Aside. Why is this loop represented as 0xeb 0xfe? An instruction consists of an opcode (e.g., “push”, “mov”, “pop”) and some operands (e.g., “%rbp”, “5fe”). Here, the 0xeb part is the opcode. This opcode means “unconditional branch (jmp) by a relative one-byte offset”: when the instruction is executed, the %rip register will be modified by adding to it the signed offset stored as an operand. Here, that operand is 0xfe, which, considered as a signed 8-bit number, is -2. Remember that when an instruction executes, the initial value of %rip is always the address of the next instruction (because the processor must read the entire current instruction before executing it). Thus, adding -2 to %rip will reset %rip back to the start of the jmp.

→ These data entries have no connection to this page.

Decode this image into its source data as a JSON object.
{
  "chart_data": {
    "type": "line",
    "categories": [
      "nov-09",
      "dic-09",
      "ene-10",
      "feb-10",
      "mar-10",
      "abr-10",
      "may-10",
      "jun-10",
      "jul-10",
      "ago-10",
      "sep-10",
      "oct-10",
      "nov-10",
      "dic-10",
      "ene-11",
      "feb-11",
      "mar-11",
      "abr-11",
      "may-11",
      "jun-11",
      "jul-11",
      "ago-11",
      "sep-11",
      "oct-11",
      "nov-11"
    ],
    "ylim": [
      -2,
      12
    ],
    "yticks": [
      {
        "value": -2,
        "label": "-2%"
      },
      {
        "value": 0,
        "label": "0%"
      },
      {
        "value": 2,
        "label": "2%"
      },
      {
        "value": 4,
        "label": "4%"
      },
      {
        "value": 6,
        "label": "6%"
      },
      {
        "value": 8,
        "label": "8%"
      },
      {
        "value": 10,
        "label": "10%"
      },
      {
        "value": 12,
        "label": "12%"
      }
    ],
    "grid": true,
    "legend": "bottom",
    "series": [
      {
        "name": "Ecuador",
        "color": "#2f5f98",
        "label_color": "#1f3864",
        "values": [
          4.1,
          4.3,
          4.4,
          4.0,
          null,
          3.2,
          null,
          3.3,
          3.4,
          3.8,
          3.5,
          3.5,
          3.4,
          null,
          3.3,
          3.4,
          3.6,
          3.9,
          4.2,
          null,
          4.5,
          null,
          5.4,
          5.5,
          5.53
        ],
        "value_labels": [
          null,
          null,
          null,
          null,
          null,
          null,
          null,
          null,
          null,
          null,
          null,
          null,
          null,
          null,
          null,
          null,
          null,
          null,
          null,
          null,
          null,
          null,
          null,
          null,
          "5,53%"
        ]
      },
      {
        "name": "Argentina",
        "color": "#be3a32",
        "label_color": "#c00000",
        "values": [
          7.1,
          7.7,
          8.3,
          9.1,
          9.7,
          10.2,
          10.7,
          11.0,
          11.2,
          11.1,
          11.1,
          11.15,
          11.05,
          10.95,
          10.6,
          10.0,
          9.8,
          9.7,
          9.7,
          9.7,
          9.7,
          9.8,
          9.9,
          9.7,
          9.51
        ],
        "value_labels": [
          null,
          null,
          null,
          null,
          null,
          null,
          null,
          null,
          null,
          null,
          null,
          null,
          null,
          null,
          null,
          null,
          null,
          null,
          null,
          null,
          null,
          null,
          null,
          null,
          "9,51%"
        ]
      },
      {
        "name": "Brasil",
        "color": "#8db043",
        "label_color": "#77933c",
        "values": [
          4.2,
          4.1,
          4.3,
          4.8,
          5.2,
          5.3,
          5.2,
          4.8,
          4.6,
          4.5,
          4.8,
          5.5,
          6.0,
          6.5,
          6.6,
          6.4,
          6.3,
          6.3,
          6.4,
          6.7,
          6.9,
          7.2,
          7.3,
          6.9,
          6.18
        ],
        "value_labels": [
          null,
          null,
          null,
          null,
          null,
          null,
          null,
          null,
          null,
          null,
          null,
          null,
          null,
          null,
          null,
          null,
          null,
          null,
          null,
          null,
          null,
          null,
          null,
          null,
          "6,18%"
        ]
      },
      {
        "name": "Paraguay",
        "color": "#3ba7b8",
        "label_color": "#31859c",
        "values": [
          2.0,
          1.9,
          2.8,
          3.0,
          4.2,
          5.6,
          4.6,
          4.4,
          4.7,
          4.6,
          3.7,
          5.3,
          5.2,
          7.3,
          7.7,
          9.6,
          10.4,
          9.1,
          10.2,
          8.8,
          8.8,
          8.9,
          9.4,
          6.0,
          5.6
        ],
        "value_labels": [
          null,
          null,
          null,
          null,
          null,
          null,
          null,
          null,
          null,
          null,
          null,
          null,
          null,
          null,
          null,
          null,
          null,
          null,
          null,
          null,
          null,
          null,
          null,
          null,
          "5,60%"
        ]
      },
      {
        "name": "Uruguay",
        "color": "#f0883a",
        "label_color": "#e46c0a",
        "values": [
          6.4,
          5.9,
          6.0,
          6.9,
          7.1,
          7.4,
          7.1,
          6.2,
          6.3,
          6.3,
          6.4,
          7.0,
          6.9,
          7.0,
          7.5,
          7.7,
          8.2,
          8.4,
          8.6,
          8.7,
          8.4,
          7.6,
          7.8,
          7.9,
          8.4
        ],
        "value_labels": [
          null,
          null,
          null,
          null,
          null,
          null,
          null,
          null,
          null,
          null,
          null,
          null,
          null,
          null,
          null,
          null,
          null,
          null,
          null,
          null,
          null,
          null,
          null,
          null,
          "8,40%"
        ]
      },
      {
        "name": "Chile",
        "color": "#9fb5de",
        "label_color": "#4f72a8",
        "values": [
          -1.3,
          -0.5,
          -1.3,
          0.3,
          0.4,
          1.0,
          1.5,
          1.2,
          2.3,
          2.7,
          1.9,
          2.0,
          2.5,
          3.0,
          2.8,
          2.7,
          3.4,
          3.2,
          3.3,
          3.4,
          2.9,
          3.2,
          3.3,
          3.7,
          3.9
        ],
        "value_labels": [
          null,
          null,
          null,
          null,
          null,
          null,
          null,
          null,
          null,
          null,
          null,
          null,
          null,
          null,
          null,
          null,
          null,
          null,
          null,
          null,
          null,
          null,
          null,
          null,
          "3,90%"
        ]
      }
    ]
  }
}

Processors generally execute the instructions they’re given in a simple-minded, straightforward way. If a processor starts executing an infinite loop, how will any other instruction ever run?

We need a way to limit the time that any single process can run on the CPU. After that time elapses, the processor should interrupt its execution and switch to the kernel, giving the kernel a chance to run something else.

Machines accomplish this with a separate piece of hardware called the timer. This timer can be configured by the kernel to go off periodically in real time, such as once every millisecond. When the timer goes off, it sends an interrupt to the processor, which gives the processor the chance to run something else.

Timer interrupts are an almost inevitable consequence of the problem of infinite loops. Many other aspects of timer interrupt implementation also follow logically from the problem timer interrupts aim to solve.